Dopo un’esperienza relativamente breve, iniziata durante gli anni dell’università presso un piccolo studio di architettura romano, da oltre 16 anni mi occupo quasi esclusivamente della progettazione d’interni rivolta all’hospitality. E’ successo “per caso”. Nel 2004 ho iniziato a lavorare nella sede di italiana di Tihany Design, uno degli studi newyorkesi più prestigiosi . Nella sede di Roma lo studio si occupava principalmente dei progetti europei (alberghi di Boscolo a Roma e Budapest, all’allora nuovissimo Radisson Blu di Francoforte, agli spazi raffinati del Mandarin Oriental di Londra e Ginevra). Oltre ad apprendere i segreti del mestiere, e ad accorciare la distanza fra me e gli Stati Uniti, quell’esperienza, lunga circa 5 anni, è stata fondamentale per assorbire, metabolizzare e rendere mio, un modo di lavorare che nè l’universita, nè uno studio cittadino, almeno all’epoca, erano stati in grado di trasmettermi. E’ stata la crisi economica del 2008-2009 a portarmi a decidere di trasferirmi a New York.
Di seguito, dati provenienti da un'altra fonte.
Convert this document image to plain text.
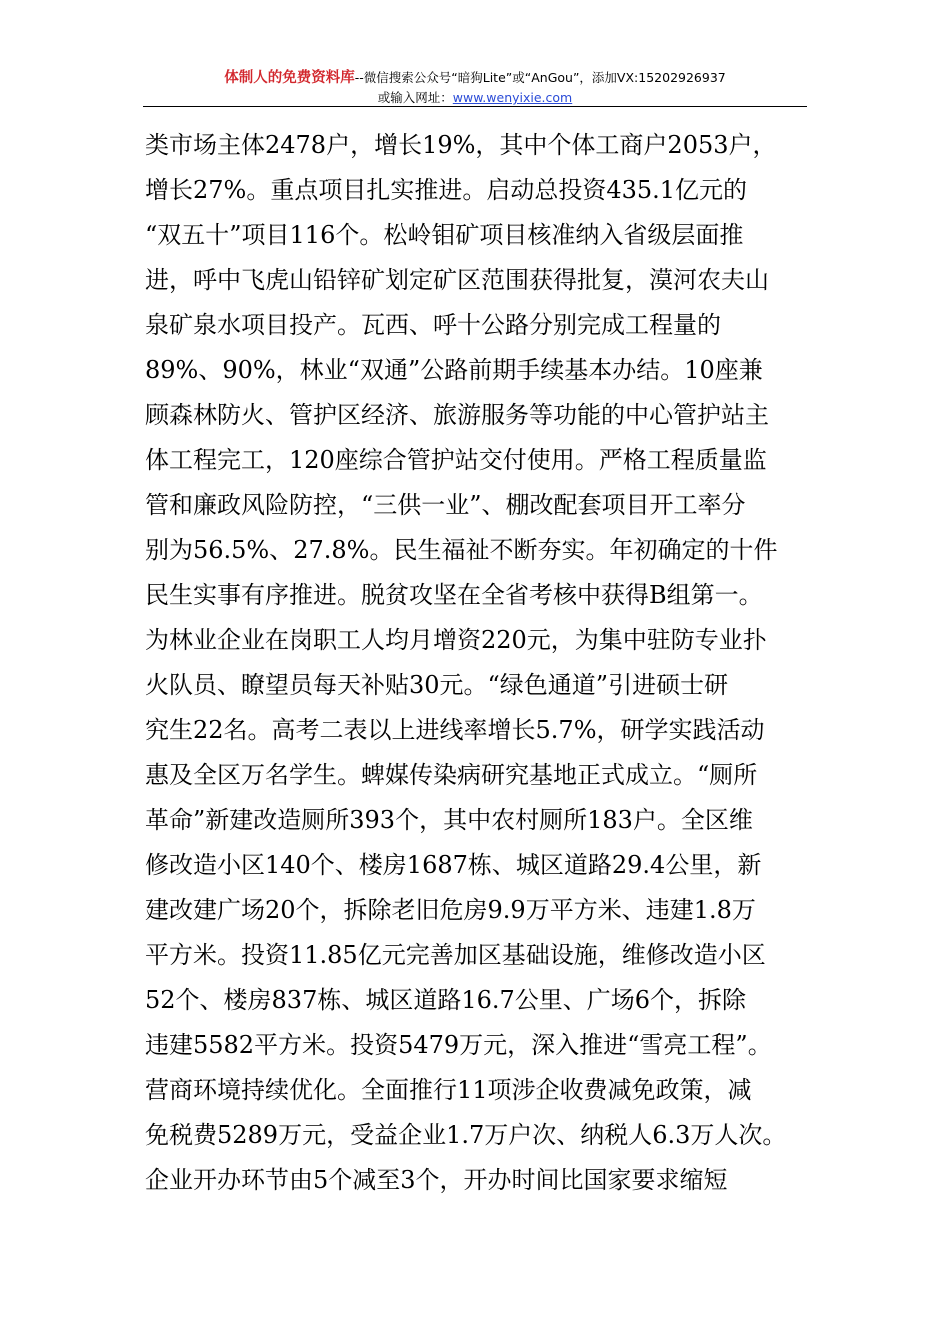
体制人的免费资料库--微信搜索公众号“暗狗Lite”或“AnGou”，添加VX:15202926937
或输入网址：www.wenyixie.com
类市场主体2478户，增长19%，其中个体工商户2053户，
增长27%。重点项目扎实推进。启动总投资435.1亿元的
“双五十”项目116个。松岭钼矿项目核准纳入省级层面推
进，呼中飞虎山铅锌矿划定矿区范围获得批复，漠河农夫山
泉矿泉水项目投产。瓦西、呼十公路分别完成工程量的
89%、90%，林业“双通”公路前期手续基本办结。10座兼
顾森林防火、管护区经济、旅游服务等功能的中心管护站主
体工程完工，120座综合管护站交付使用。严格工程质量监
管和廉政风险防控，“三供一业”、棚改配套项目开工率分
别为56.5%、27.8%。民生福祉不断夯实。年初确定的十件
民生实事有序推进。脱贫攻坚在全省考核中获得B组第一。
为林业企业在岗职工人均月增资220元，为集中驻防专业扑
火队员、瞭望员每天补贴30元。“绿色通道”引进硕士研
究生22名。高考二表以上进线率增长5.7%，研学实践活动
惠及全区万名学生。蜱媒传染病研究基地正式成立。“厕所
革命”新建改造厕所393个，其中农村厕所183户。全区维
修改造小区140个、楼房1687栋、城区道路29.4公里，新
建改建广场20个，拆除老旧危房9.9万平方米、违建1.8万
平方米。投资11.85亿元完善加区基础设施，维修改造小区
52个、楼房837栋、城区道路16.7公里、广场6个，拆除
违建5582平方米。投资5479万元，深入推进“雪亮工程”。
营商环境持续优化。全面推行11项涉企收费减免政策，减
免税费5289万元，受益企业1.7万户次、纳税人6.3万人次。
企业开办环节由5个减至3个，开办时间比国家要求缩短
Se a quei tempi, in Italia, l’idea di specializzazione era pressochè inesistente, e si guardava all’architetto d’interni come ad un arredatore o ad un progettista tutto fare, gli Stati Uniti offrivano l’opportunità di mettere a frutto l’esperienza acquisita, di continuare ad occuparsi di progetti internazionali, e, soprattutto, di proseguire la crescita professionale. Dal 2009 risiedo e lavoro a New York, dove ho continuato a collaborare con designer specializzati in hospitality e con studi di diverso calibro, sia come consulente (Tihany, ICRAVE, CRÈME), sia ricoprendo i ruoli di lead designer e manager (Blue Sky Hospitality, Gensler). Dal 2019 ho intrapreso la strada imprenditoriale con
l’obiettivo di spingere la mia firma, FRC, al di là della semplice attività di consulenza.